In Sun Splashed, visitors will see cowrie shells and Underground Railroad breathing holes. (Runaway slaves sometimes hid under the floorboards in churches; friendly houses of worship would puncture their floors in designs so that the slaves could breathe and to throw off suspicion that the small openings weren’t meant to be there.) If a piece could literally reference something that far back, how does Ward make decisions about what to add and what to leave out?
He explains he “tak[es a] symbol that is a cliche and tri[es] to figure out how to humanize it.” He continues, “It comes down to how to stay balanced. If I have something that’s totally iconic, symbolic, sort of a monolith, like a logo, then i have to find something natural to pull it into this other sort of space.” He points to a Chase bank banner that he painted. That, for Ward, called for cowrie shells, another type of currency at one time.
“It’s always been like ‘who’s your audience.’ From the very beginning, I think ‘Who am I making this for?’ And I’m making it for myself first,” says Ward. “These are the things I see in my neighborhood. These are the things that carry meaning for me.”

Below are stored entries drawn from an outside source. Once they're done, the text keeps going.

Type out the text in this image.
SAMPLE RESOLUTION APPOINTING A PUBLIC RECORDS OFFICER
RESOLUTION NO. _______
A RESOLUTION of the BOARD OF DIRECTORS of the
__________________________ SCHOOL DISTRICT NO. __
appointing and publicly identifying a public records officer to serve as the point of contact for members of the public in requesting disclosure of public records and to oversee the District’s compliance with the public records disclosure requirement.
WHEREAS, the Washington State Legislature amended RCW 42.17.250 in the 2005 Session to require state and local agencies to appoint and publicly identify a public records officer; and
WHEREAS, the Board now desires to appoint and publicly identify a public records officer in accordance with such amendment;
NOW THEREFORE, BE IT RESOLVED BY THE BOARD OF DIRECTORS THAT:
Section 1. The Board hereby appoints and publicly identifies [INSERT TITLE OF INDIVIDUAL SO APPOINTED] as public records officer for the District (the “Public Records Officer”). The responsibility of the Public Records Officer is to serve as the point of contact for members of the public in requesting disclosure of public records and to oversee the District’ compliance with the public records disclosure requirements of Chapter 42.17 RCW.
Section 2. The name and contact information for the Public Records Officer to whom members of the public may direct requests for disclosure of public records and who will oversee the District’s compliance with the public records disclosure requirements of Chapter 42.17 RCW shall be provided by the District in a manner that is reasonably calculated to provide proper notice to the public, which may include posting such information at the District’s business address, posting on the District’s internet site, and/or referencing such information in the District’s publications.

This exhibition comes at a special moment of enhanced attention for black artists. While this isn’t one of those restoring appreciation to the unsung stories, Nawi thinks this movement is good for Ward as well.
“In some ways, I don’t think he’s gotten the due. He’s always been discussed as two things: as labor and found objects and that’s it. That was the whole discourse,” she says. “Looking at somebody’s who’s worked across such a range of diverse materials, and ideas and ways of working? I think in some ways it’s been really great to bring everything together. So people who have seen maybe one or two things of his somewhere can finally get to see the breadth and depth of the practice.”